III. “Defendant has not inflicted great bodily injury as a matter of law” is Kent's next contention.
The evidence, as noted, established that for failure to earn enough money Kent had hit and broken Betty's right hand causing it to swell to twice its normal size.
The “great bodily injury” which the jury found had been inflicted upon Betty is defined as “a significant or substantial physical injury.” (Pen. Code, s 12022.7.) The jury reasonably found that the injury to Betty's right hand was such an injury. Again there was no error.
IV. Kent's final appellate contention is phrased as follows: “The trial court gave inadequate instruction on the term great bodily injury.”
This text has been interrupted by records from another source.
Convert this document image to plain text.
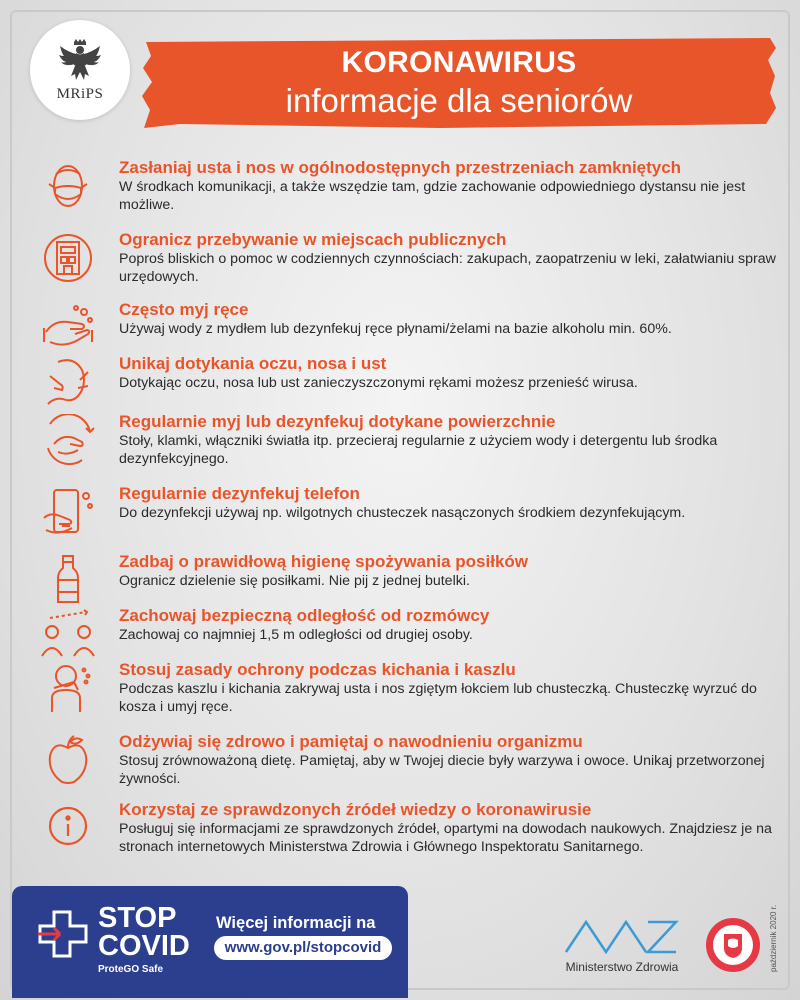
MRiPS
KORONAWIRUS
informacje dla seniorów
Zasłaniaj usta i nos w ogólnodostępnych przestrzeniach zamkniętych
W środkach komunikacji, a także wszędzie tam, gdzie zachowanie odpowiedniego dystansu nie jest możliwe.
Ogranicz przebywanie w miejscach publicznych
Poproś bliskich o pomoc w codziennych czynnościach: zakupach, zaopatrzeniu w leki, załatwianiu spraw urzędowych.
Często myj ręce
Używaj wody z mydłem lub dezynfekuj ręce płynami/żelami na bazie alkoholu min. 60%.
Unikaj dotykania oczu, nosa i ust
Dotykając oczu, nosa lub ust zanieczyszczonymi rękami możesz przenieść wirusa.
Regularnie myj lub dezynfekuj dotykane powierzchnie
Stoły, klamki, włączniki światła itp. przecieraj regularnie z użyciem wody i detergentu lub środka dezynfekcyjnego.
Regularnie dezynfekuj telefon
Do dezynfekcji używaj np. wilgotnych chusteczek nasączonych środkiem dezynfekującym.
Zadbaj o prawidłową higienę spożywania posiłków
Ogranicz dzielenie się posiłkami. Nie pij z jednej butelki.
Zachowaj bezpieczną odległość od rozmówcy
Zachowaj co najmniej 1,5 m odległości od drugiej osoby.
Stosuj zasady ochrony podczas kichania i kaszlu
Podczas kaszlu i kichania zakrywaj usta i nos zgiętym łokciem lub chusteczką. Chusteczkę wyrzuć do kosza i umyj ręce.
Odżywiaj się zdrowo i pamiętaj o nawodnieniu organizmu
Stosuj zrównoważoną dietę. Pamiętaj, aby w Twojej diecie były warzywa i owoce. Unikaj przetworzonej żywności.
Korzystaj ze sprawdzonych źródeł wiedzy o koronawirusie
Posługuj się informacjami ze sprawdzonych źródeł, opartymi na dowodach naukowych. Znajdziesz je na stronach internetowych Ministerstwa Zdrowia i Głównego Inspektoratu Sanitarnego.
STOP
COVID
ProteGO Safe
Więcej informacji na
www.gov.pl/stopcovid
Ministerstwo Zdrowia	październik 2020 r.
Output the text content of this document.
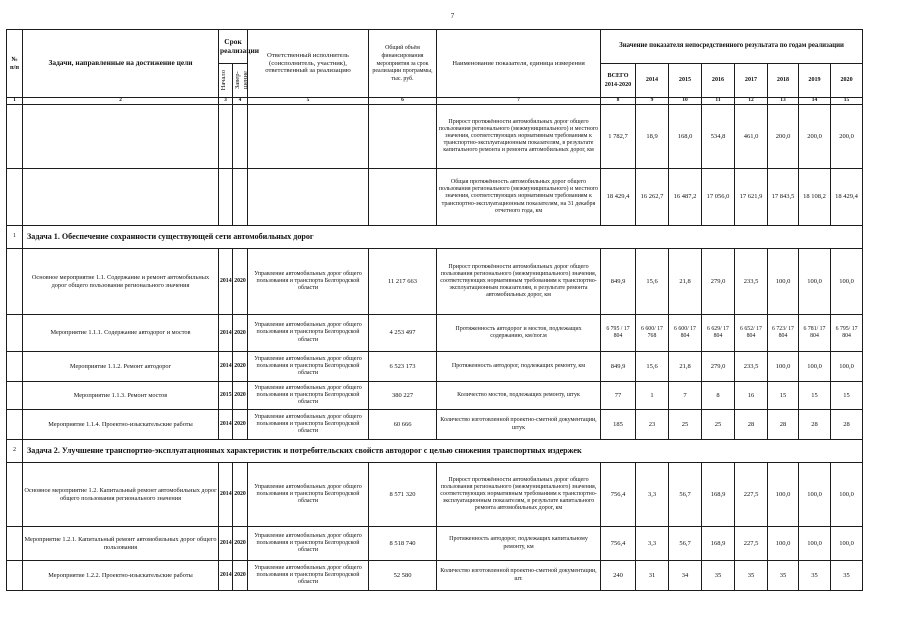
7
№ п/п	Задачи, направленные на достижение цели	Срок реализации		Ответственный исполнитель (соисполнитель, участник), ответственный за реализацию	Общий объём финансирования мероприятия за срок реализации программы, тыс. руб.	Наименование показателя, единица измерения	Значение показателя непосредственного результата по годам реализации							

		Начало	Завер-шение				ВСЕГО 2014-2020	2014	2015	2016	2017	2018	2019	2020
1	2	3	4	5	6	7	8	9	10	11	12	13	14	15
						Прирост протяжённости автомобильных дорог общего пользования регионального (межмуниципального) и местного значения, соответствующих нормативным требованиям к транспортно-эксплуатационным показателям, в результате капитального ремонта и ремонта автомобильных дорог, км	1 782,7	18,9	168,0	534,8	461,0	200,0	200,0	200,0
						Общая протяжённость автомобильных дорог общего пользования регионального (межмуниципального) и местного значения, соответствующих нормативным требованиям к транспортно-эксплуатационным показателям, на 31 декабря отчетного года, км	18 429,4	16 262,7	16 487,2	17 056,0	17 621,9	17 843,5	18 108,2	18 429,4
1	Задача 1. Обеспечение сохранности существующей сети автомобильных дорог													
	Основное мероприятие 1.1. Содержание и ремонт автомобильных дорог общего пользования регионального значения	2014	2020	Управление автомобильных дорог общего пользования и транспорта Белгородской области	11 217 663	Прирост протяжённости автомобильных дорог общего пользования регионального (межмуниципального) значения, соответствующих нормативным требованиям к транспортно-эксплуатационным показателям, в результате ремонта автомобильных дорог, км	849,9	15,6	21,8	279,0	233,5	100,0	100,0	100,0
	Мероприятие 1.1.1. Содержание автодорог и мостов	2014	2020	Управление автомобильных дорог общего пользования и транспорта Белгородской области	4 253 497	Протяженность автодорог и мостов, подлежащих содержанию, км/пог.м	6 795 / 17 804	6 600/ 17 768	6 600/ 17 804	6 629/ 17 804	6 652/ 17 804	6 723/ 17 804	6 781/ 17 804	6 795/ 17 804
	Мероприятие 1.1.2. Ремонт автодорог	2014	2020	Управление автомобильных дорог общего пользования и транспорта Белгородской области	6 523 173	Протяженность автодорог, подлежащих ремонту, км	849,9	15,6	21,8	279,0	233,5	100,0	100,0	100,0
	Мероприятие 1.1.3. Ремонт мостов	2015	2020	Управление автомобильных дорог общего пользования и транспорта Белгородской области	380 227	Количество мостов, подлежащих ремонту, штук	77	1	7	8	16	15	15	15
	Мероприятие 1.1.4. Проектно-изыскательские работы	2014	2020	Управление автомобильных дорог общего пользования и транспорта Белгородской области	60 666	Количество изготовленной проектно-сметной документации, штук	185	23	25	25	28	28	28	28
2	Задача 2. Улучшение транспортно-эксплуатационных характеристик и потребительских свойств автодорог с целью снижения транспортных издержек													
	Основное мероприятие 1.2. Капитальный ремонт автомобильных дорог общего пользования регионального значения	2014	2020	Управление автомобильных дорог общего пользования и транспорта Белгородской области	8 571 320	Прирост протяжённости автомобильных дорог общего пользования регионального (межмуниципального) значения, соответствующих нормативным требованиям к транспортно-эксплуатационным показателям, в результате капитального ремонта автомобильных дорог, км	756,4	3,3	56,7	168,9	227,5	100,0	100,0	100,0
	Мероприятие 1.2.1. Капитальный ремонт автомобильных дорог общего пользования	2014	2020	Управление автомобильных дорог общего пользования и транспорта Белгородской области	8 518 740	Протяженность автодорог, подлежащих капитальному ремонту, км	756,4	3,3	56,7	168,9	227,5	100,0	100,0	100,0
	Мероприятие 1.2.2. Проектно-изыскательские работы	2014	2020	Управление автомобильных дорог общего пользования и транспорта Белгородской области	52 580	Количество изготовленной проектно-сметной документации, шт.	240	31	34	35	35	35	35	35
In respect of counts 1 and 2, the pimping and pandering charges, the trial court correctly informed the jury that the Penal Code section 12022.7 “ Great bodily injury ” was “a significant or substantial physical injury.” On the felonious battery charge (count 3), they were instructed in the language of Penal Code section 243 that “ ‘Serious bodily injury ’ means a serious impairment of physical condition including but not limited to, the following: loss of consciousness, concussion, bone fracture, protracted loss or impairment of function of any bodily member or organ, a wound requiring extensive suturing; and serious disfigurement.'' (Emphasis added.)
Kent contends that the court did not make “clear to the jury that serious bodily injury was not identical with great bodily injury.” We disagree with his premise; in our opinion the two concepts are substantially similar. Until 1977 both of the statutes contained the detailed definition now found in section 243 alone. Its legislative elimination that year from section 12022.7 brought about our high court's following comment: “It is apparent . . . that the 1977 amendment to Penal Code section 12022.7 was not intended to lessen the magnitude of bodily injury required by the 1976 detailed definition of great bodily injury. Rather, it appears that the 1977 amendment to Penal Code section 12022.7 was designed to preclude the possibility that the 1976 detailed definition of great bodily injury be construed as all inclusive, leaving no latitude to the trier of fact to find a bodily injury of equal magnitude to the categories specified in the detailed definition but not coming literally within any category set forth therein.” (People v. Caudillo, 21 Cal.3d 562, 581-582, 146 Cal.Rptr. 859, 870, 580 P.2d 274, 285.) Thus, contrary to Kent's contention, the present respective definitions of the two code sections are substantially the same. Nor do we find any reason to suppose that the jury were confused by the instructions on the subject.
The judgment is affirmed.
ELKINGTON, Associate Justice.
RACANELLI, P. J., and NEWSOM, J., concur. Hearing Denied; CLARK,J., dissenting.